Ein weiterer Grund für seine Beliebtheit ist die durchschnittliche Rendite, die der MSCI World historisch gesehen erzielt hat. Obwohl vergangene Renditen keine Garantie für zukünftige Renditen sind, hat der Index im Laufe der Jahre eine solide durchschnittliche Rendite von über 8 Prozent pro Jahr erzielt. Dies macht ihn zu einer attraktiven Option für langfristige Investoren, die von den langfristigen Wachstumstrends der globalen Wirtschaft profitieren möchten.

Zusätzlich bietet der MSCI World eine einfache Möglichkeit, in eine breite Palette von Unternehmen aus verschiedenen Ländern und Sektoren zu investieren, ohne die Notwendigkeit, einzelne Aktien auszuwählen.
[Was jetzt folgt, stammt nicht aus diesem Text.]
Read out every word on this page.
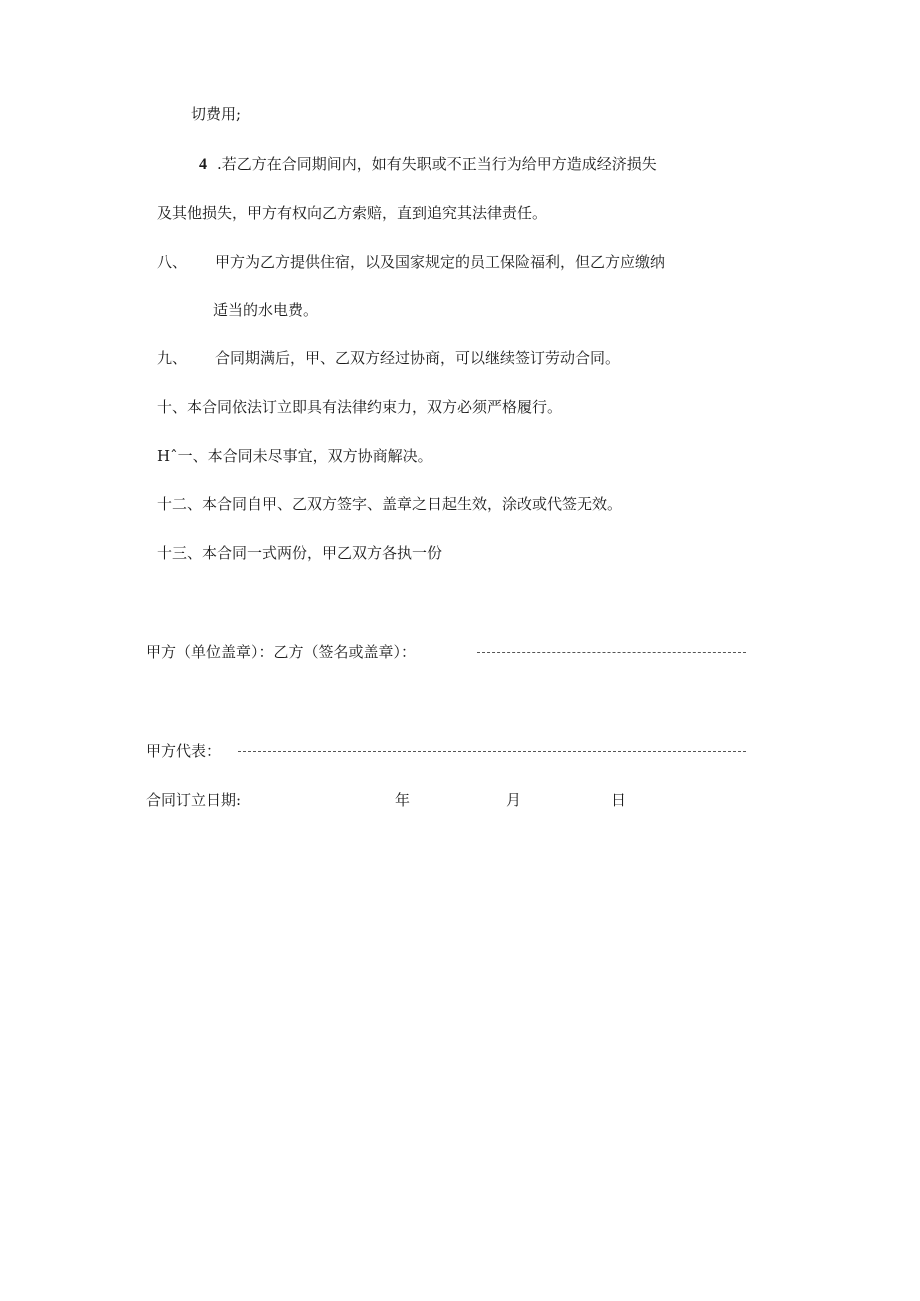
切费用;
4 .若乙方在合同期间内，如有失职或不正当行为给甲方造成经济损失
及其他损失，甲方有权向乙方索赔，直到追究其法律责任。
八、 甲方为乙方提供住宿，以及国家规定的员工保险福利，但乙方应缴纳
适当的水电费。
九、 合同期满后，甲、乙双方经过协商，可以继续签订劳动合同。
十、本合同依法订立即具有法律约束力，双方必须严格履行。
Hˆ一、本合同未尽事宜，双方协商解决。
十二、本合同自甲、乙双方签字、盖章之日起生效，涂改或代签无效。
十三、本合同一式两份，甲乙双方各执一份
甲方（单位盖章）：乙方（签名或盖章）：
甲方代表：
合同订立日期:	年	月	日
Dies macht ihn besonders für Anfänger interessant, die möglicherweise noch nicht über das Fachwissen verfügen, um Einzelaktien zu analysieren und auszuwählen.

Finanzielle Bildung: Der Schlüssel zum Erfolg

Bücher über persönliche Finanzen und Investitionen können wertvolle Einblicke bieten und helfen, ein solides Verständnis für die verschiedenen Anlageklassen zu entwickeln. Einige empfehlenswerte Bücher für Anfänger sind “Der Finanzwesir” von Albert Warnecke und “Der Börse einen Schritt voraus” von Peter Lynch.

Insgesamt ist Geldanlage ein wichtiger Bestandteil der persönlichen Finanzplanung, der langfristige finanzielle Sicherheit und Freiheit ermöglichen kann. Indem man sich über die Grundlagen informiert, verschiedene Anlageklassen vergleicht und eine kluge, langfristige Strategie verfolgt, können auch Anfänger erfolgreich ein Vermögen aufbauen.